Periodic Cleavage of 24. To a solution of 30.0 mg of the triol 24 (0.064 mmol) in of MeOH/H₂O (5 mL, 5:1) at r.t. was added 69.0 mg of NaIO₄ (5 equiv, 0.32 mmol) and a drop of HOAc. The reaction mixture was stirred for 3 h at r.t. before it was concentrated and dissolved in EtOAc. The crude organic solution was washed with sat. aq Na₂S₂O₃ (3 mL) and H₂O. The aqueous layer was extracted with EtOAc (3 × 5 mL), and the combined extracts were dried over Na₂SO₄, filtered, and concentrated under reduced pressure. Silica gel flash chromatography (80% EtOAc in hexanes) of the crude furnished the desired ketone 34 in 84% yield (23.0 mg).
34: R_f = 0.30 (80% EtOAc in hexanes). [α] _d ²⁰ = -61.0 (c 0.25, CHCl₃). ¹H NMR (300 MHz, CDCl₃): δ = 0.76 (d, J = 6.6 Hz, 3 H), 2.57 (dd, J = 6.3, 16.2 Hz, 1 H), 2.83 (s, 3 H), 3.33 (dd, J = 3.6, 16.2 Hz, 1 H), 3.92 (dq, J = 6.6, 8.7 Hz, 1 H), 4.48 (ddd, J = 4.2, 6.6, 10.2 Hz, 1 H), 4.90 (br s, 1 H), 5.14 (d, J = 9.0 Hz, 1 H), 5.34 (d, J = 4.5 Hz, 1 H), 7.20-8.25 (m, 12 H). ¹³C NMR (75 MHz, CDCl₃): δ = 193.8, 161.0, 137.1, 135.2, 128.7, 128.6, 128.4, 128.3, 128.2, 126.3, 125.8, 125.6, 124.2, 123.2, 84.0, 79.0, 71.0, 56.5, 44.5, 29.7, 14.2 (missing 4 peaks due to overlap, and missing 1 additional peak).
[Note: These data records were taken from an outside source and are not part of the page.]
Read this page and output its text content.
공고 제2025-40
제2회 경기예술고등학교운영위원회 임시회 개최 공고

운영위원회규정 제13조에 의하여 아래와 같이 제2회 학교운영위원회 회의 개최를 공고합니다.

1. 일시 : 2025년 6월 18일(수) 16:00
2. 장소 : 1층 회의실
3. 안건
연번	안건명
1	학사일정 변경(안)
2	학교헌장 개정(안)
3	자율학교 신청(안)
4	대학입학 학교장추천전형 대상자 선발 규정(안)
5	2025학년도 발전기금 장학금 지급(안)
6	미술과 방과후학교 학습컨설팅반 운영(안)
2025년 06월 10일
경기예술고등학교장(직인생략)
IR (thin film): 3414 (m), 3047 (w), 2977 (s), 2875 (s), 1716 (s), 1681 (s) cm^-1. MS (LCMS): m/z (% relative intensity) = 431.1 (10) [M⁺], 413.1 (100).

When substituents at C5 and C6 are trans in these pyranyl heterocycles such as 21, we observed strong NOE between protons at C2 and C3 presumably because these two protons are not necessarily locked in di-axial relationship unlike those in pyrans where C5 and C6 substituents are cis.